Some really interesting work lately on "contrastive" learning, where the accuracy is really getting on par with supervised learning, e.g. https://arxiv.org/abs/2002.05709
.. CPC is .. translating a generative modeling problem to a classification problem... uses cross-entropy loss to measure how well the model can classify the “future” representation amongst a set of unrelated “negative” samples...
(one variant of) The task is: Given a crop of an image (or a short audio snippet etc.), can you find the matching crop that also comes from the same image from a set containing a lot of negative samples (crops of others, unrelated images)?
To succeed, the encoder needs to be able to extract the underlying, useful information (called slow features) contained in the patch and discard the noise as this will make the retrieval process much easier.
This yields an encoder that gives pretty good representations of your inputs and you can then finetune some additional layers on top of it for your final task.
So instead of image annotation, self-supervised learning performs image manipulation to train a model.
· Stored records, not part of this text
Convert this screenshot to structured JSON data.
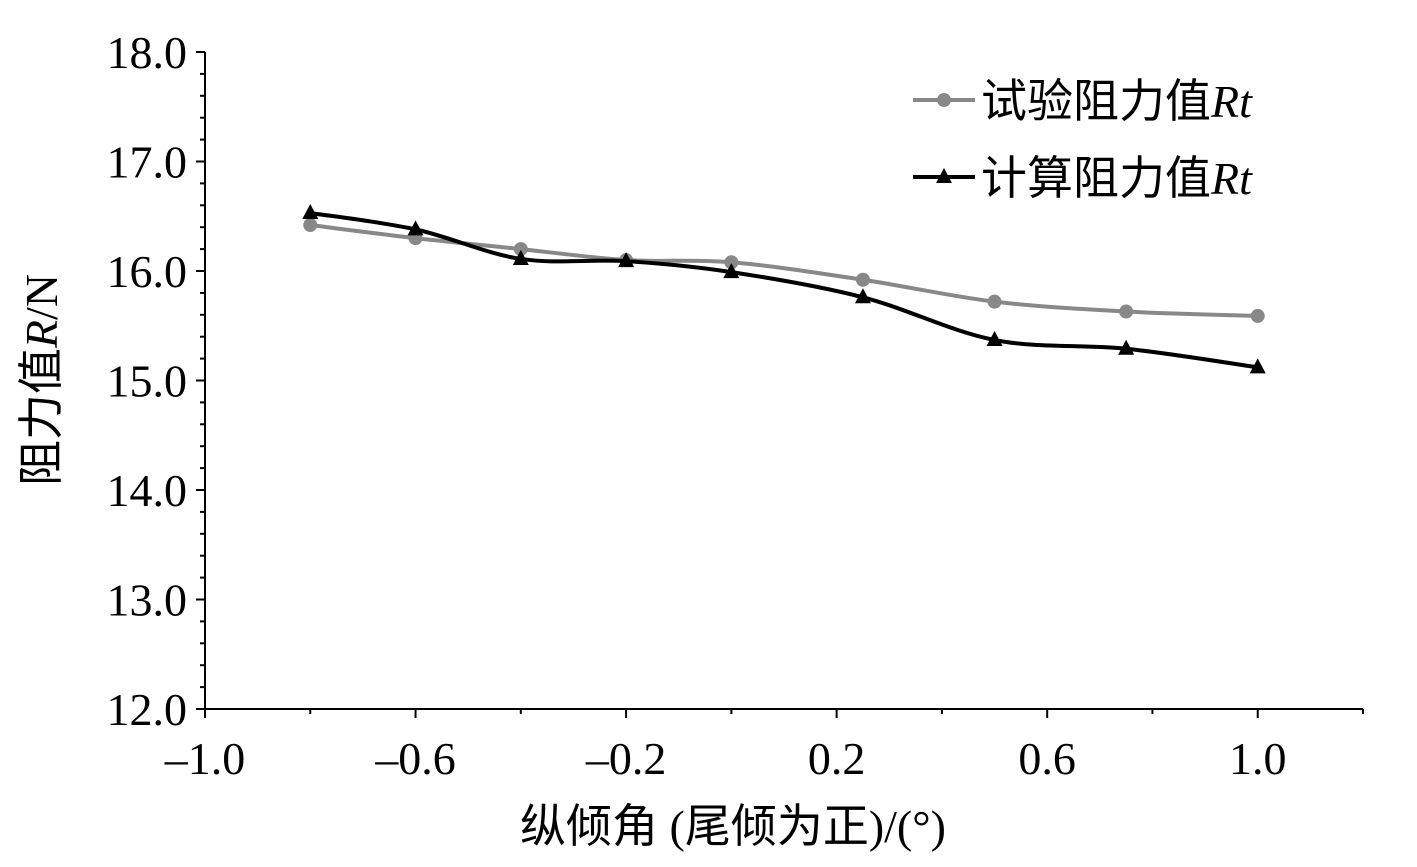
{
  "chart_data": {
    "type": "line",
    "xlabel": "纵倾角 (尾倾为正)/(°)",
    "ylabel_prefix": "阻力值",
    "ylabel_var": "R",
    "ylabel_suffix": "/N",
    "xlim": [
      -1.0,
      1.2
    ],
    "ylim": [
      12.0,
      18.0
    ],
    "x_ticks": [
      -1.0,
      -0.6,
      -0.2,
      0.2,
      0.6,
      1.0
    ],
    "x_tick_labels": [
      "–1.0",
      "–0.6",
      "–0.2",
      "0.2",
      "0.6",
      "1.0"
    ],
    "y_ticks": [
      12.0,
      13.0,
      14.0,
      15.0,
      16.0,
      17.0,
      18.0
    ],
    "y_tick_labels": [
      "12.0",
      "13.0",
      "14.0",
      "15.0",
      "16.0",
      "17.0",
      "18.0"
    ],
    "x_minor_step": 0.2,
    "y_minor_step": 0.2,
    "grid": false,
    "legend_position": "top-right",
    "series": [
      {
        "name": "试验阻力值",
        "name_var": "Rt",
        "marker": "circle",
        "color": "#888888",
        "x": [
          -0.8,
          -0.6,
          -0.4,
          -0.2,
          0.0,
          0.25,
          0.5,
          0.75,
          1.0
        ],
        "values": [
          16.42,
          16.3,
          16.2,
          16.1,
          16.08,
          15.92,
          15.72,
          15.63,
          15.59
        ]
      },
      {
        "name": "计算阻力值",
        "name_var": "Rt",
        "marker": "triangle",
        "color": "#000000",
        "x": [
          -0.8,
          -0.6,
          -0.4,
          -0.2,
          0.0,
          0.25,
          0.5,
          0.75,
          1.0
        ],
        "values": [
          16.53,
          16.38,
          16.11,
          16.09,
          15.99,
          15.76,
          15.37,
          15.29,
          15.12
        ]
      }
    ]
  }
}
Then what? Is this network then piped into the original task at hand which would have required human annotations or is it simply for these made up tasks?
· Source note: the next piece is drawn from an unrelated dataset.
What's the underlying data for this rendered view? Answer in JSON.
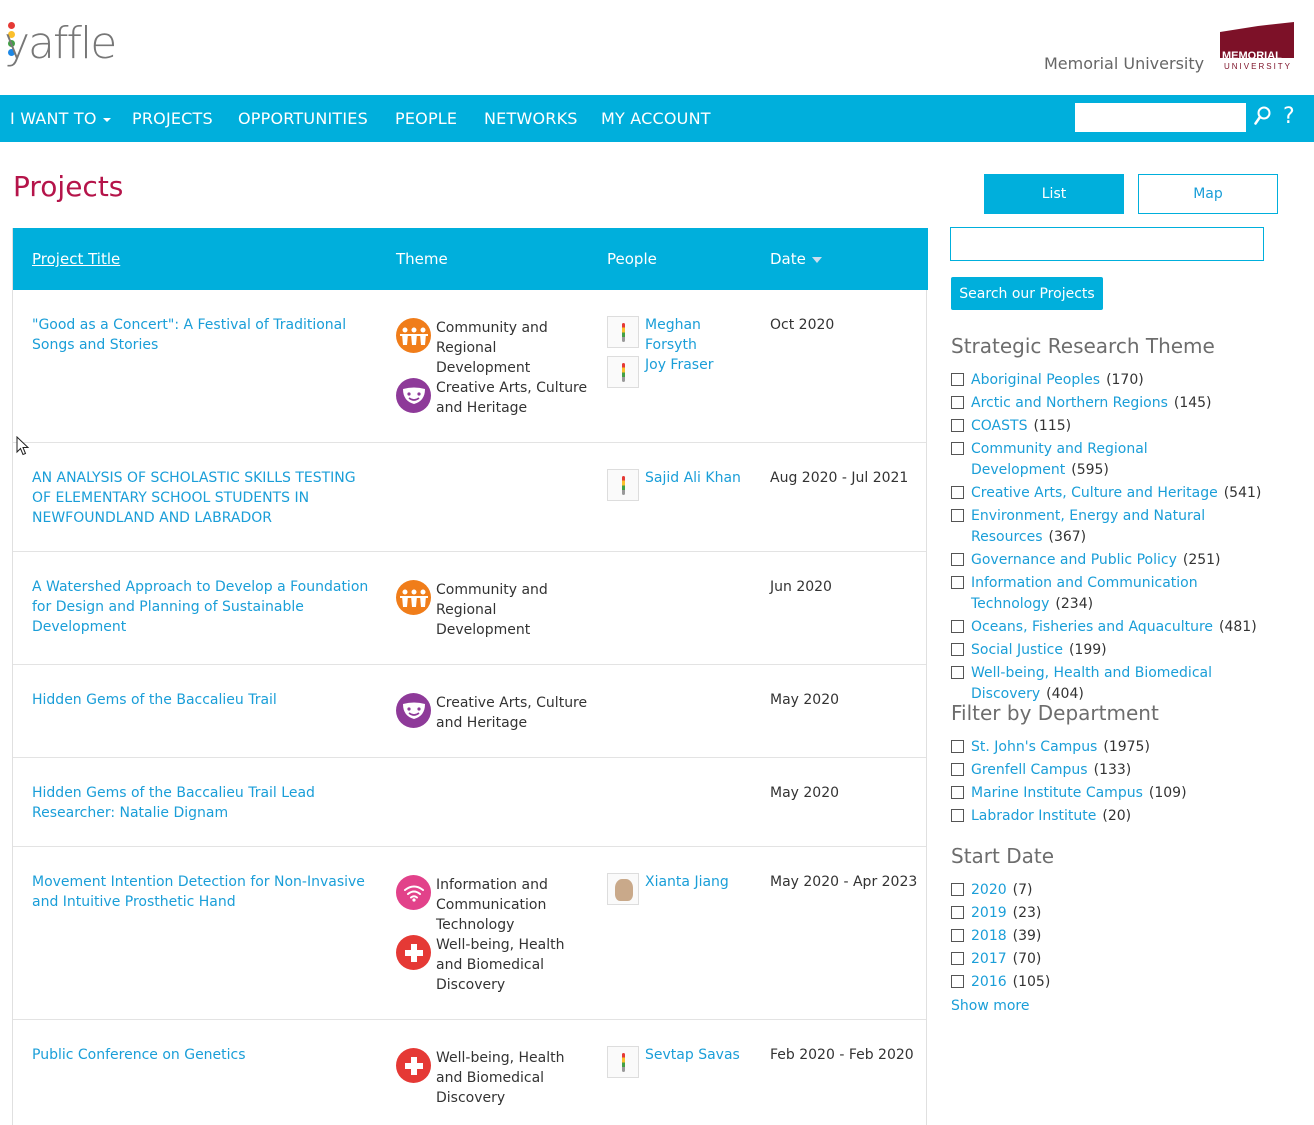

You then add a few additional layers on top, and you train those new layers in a classic supervised way.
But because a lot has already been learned you need way less labels.
1) Transfer learning -- start with self supervised model and either fine tune parameters or freeze parameters + add another layer to train your task (with way fewer params/necessary labels since you already learned about the input distribution)
2) Nearest neighbor/clustering -- no need to label all classes, simply fetch similar examples (eg find semantically similar sentences in a corpus).
Optimistically if a self-supervised algorithm is capable of understanding a concept then it shouldn't need all that many examples to make it useful. Ideally you could just show it what cats look like (with just a couple of examples) and ask it to find more of them.